Was George Herriman a Pothead?

I’m posting the same question on the Comics Journal message board. Maybe a passer-by here will also have some info.

Anyway … Krazy Kat sure reads like it was marijuana inspired. Of course it’s tedious to assume that pot lies behind anything strange and original; I wouldn’t say Dr. Seuss or Thurber were stoned. But Krazy Kat has that air, don’t ask me why.

Googling turned up nothing but this mention by, I think, Skip Williamson (scroll down a good ways or do a word search). And the Library of Congress lists a book on Herriman that I may track down someday.

Resources aside, what’s the comics-world conventional wisdom on the question of Herriman as pothead?

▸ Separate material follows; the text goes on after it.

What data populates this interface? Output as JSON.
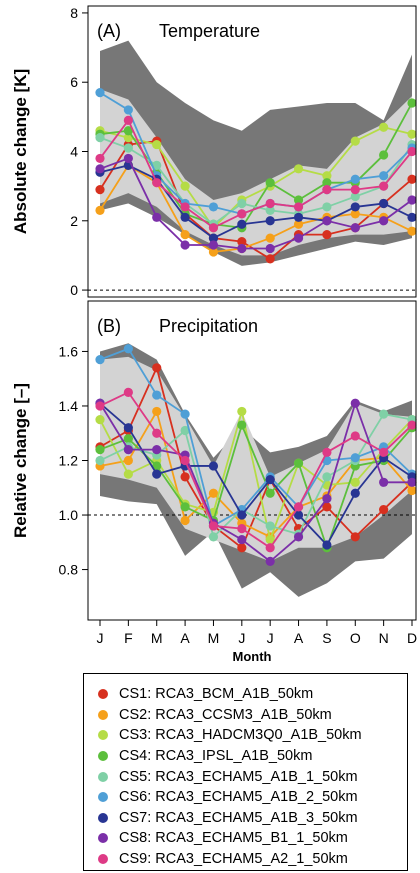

0 thoughts on “Was George Herriman a Pothead?

  1. Well,

    I read the McDonnell book on Herriman (a biography of sorts with essays and strips). No mention of pot. Herriman seemed like a pretty bourgeois family man (of course that doesn’t mean no pot)…He did like to hang out in Indian country in Arizona, I believe. So…the stereotypical thing to do here would be to offer peyote as the more likely alternative….

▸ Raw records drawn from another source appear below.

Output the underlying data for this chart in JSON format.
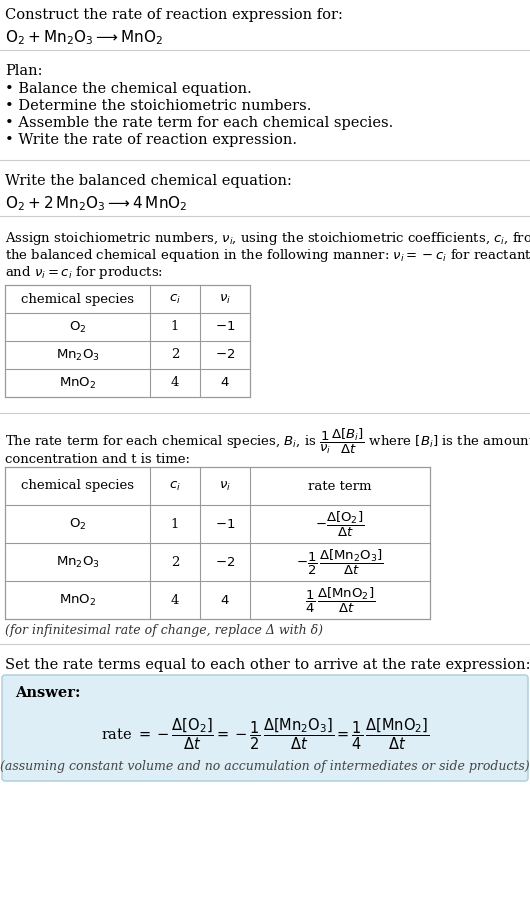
{
  "bg_color": "#ffffff",
  "text_color": "#000000",
  "answer_bg": "#ddeef6",
  "answer_border": "#aaccdd",
  "title_text": "Construct the rate of reaction expression for:",
  "plan_header": "Plan:",
  "plan_items": [
    "• Balance the chemical equation.",
    "• Determine the stoichiometric numbers.",
    "• Assemble the rate term for each chemical species.",
    "• Write the rate of reaction expression."
  ],
  "balanced_header": "Write the balanced chemical equation:",
  "stoich_intro_line1": "Assign stoichiometric numbers, νᵢ, using the stoichiometric coefficients, cᵢ, from",
  "stoich_intro_line2": "the balanced chemical equation in the following manner: νᵢ = −cᵢ for reactants",
  "stoich_intro_line3": "and νᵢ = cᵢ for products:",
  "rate_intro_line1": "The rate term for each chemical species, Bᵢ, is",
  "rate_intro_line2": "concentration and t is time:",
  "set_equal_text": "Set the rate terms equal to each other to arrive at the rate expression:",
  "answer_label": "Answer:",
  "assuming_note": "(assuming constant volume and no accumulation of intermediates or side products)",
  "infinitesimal_note": "(for infinitesimal rate of change, replace Δ with δ)"
}
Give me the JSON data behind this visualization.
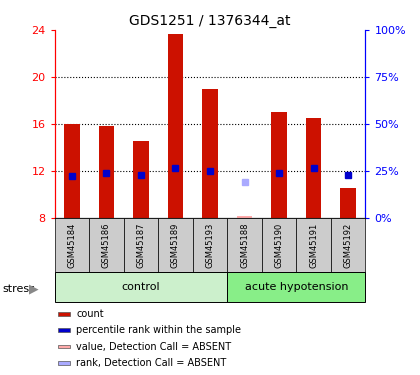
{
  "title": "GDS1251 / 1376344_at",
  "samples": [
    "GSM45184",
    "GSM45186",
    "GSM45187",
    "GSM45189",
    "GSM45193",
    "GSM45188",
    "GSM45190",
    "GSM45191",
    "GSM45192"
  ],
  "bar_values": [
    16.0,
    15.8,
    14.5,
    23.7,
    19.0,
    null,
    17.0,
    16.5,
    10.5
  ],
  "bar_absent": [
    null,
    null,
    null,
    null,
    null,
    8.1,
    null,
    null,
    null
  ],
  "rank_values": [
    11.5,
    11.8,
    11.6,
    12.2,
    12.0,
    null,
    11.8,
    12.2,
    11.6
  ],
  "rank_absent": [
    null,
    null,
    null,
    null,
    null,
    11.0,
    null,
    null,
    null
  ],
  "control_count": 5,
  "acute_count": 4,
  "ylim_left": [
    8,
    24
  ],
  "ylim_right": [
    0,
    100
  ],
  "yticks_left": [
    8,
    12,
    16,
    20,
    24
  ],
  "yticks_right": [
    0,
    25,
    50,
    75,
    100
  ],
  "ytick_labels_right": [
    "0%",
    "25%",
    "50%",
    "75%",
    "100%"
  ],
  "bar_color": "#cc1100",
  "rank_color": "#0000cc",
  "bar_absent_color": "#ffaaaa",
  "rank_absent_color": "#aaaaff",
  "control_bg": "#ccf0cc",
  "acute_bg": "#88ee88",
  "sample_bg": "#cccccc",
  "stress_label": "stress",
  "control_label": "control",
  "acute_label": "acute hypotension",
  "legend_items": [
    {
      "label": "count",
      "color": "#cc1100"
    },
    {
      "label": "percentile rank within the sample",
      "color": "#0000cc"
    },
    {
      "label": "value, Detection Call = ABSENT",
      "color": "#ffaaaa"
    },
    {
      "label": "rank, Detection Call = ABSENT",
      "color": "#aaaaff"
    }
  ],
  "gridline_y": [
    12,
    16,
    20
  ],
  "bar_width": 0.45
}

    Basically, the McDonnell book is hagiography, so any mention of drugs would be highly unlikely. I also read M. Thomas Inge’s essay on Krazy Kat. More academic, so perhaps more likely to share all the known info. No drug mentions there either. Still, I wouldn’t call any of this “evidence” unimpeachable…It is kind of a trippy strip.

  2. Not just a trippy strip, but one that explicitly mentions drugs from time to time — the “tiger tea” sequence being perhaps the most obvious. I know there were other references that made me think of either peyote or pot, though I can’t recall the specifics offhand. Whether that means Herriman himself indulged, or was just up on the existence of these things, that’s an open question that probably won’t be answered, I’d think.

  3. I don´t think this is a coincidence, I thought the exact same thing while being high and reading it.
    I suddenly could read it and really enjoy it.
    The same thing that happens to me with "Dark side of the moon".
    I really beleive Herriman draw most of Krazy Kat run on marijuana or peyote. There are continous references to marijuana as "marijuana" and "wid" in the strip, there is smoking but, above all, I think you really get the strip when you smoke. It really shows the strip was made in another state of conciousness, that was beyond its time (and still it is) It wouldn´t surprise at all and now I am even closer to beleiving it.
    The strip is strongly influenced by pot, in its pacing, color use and use of space and light.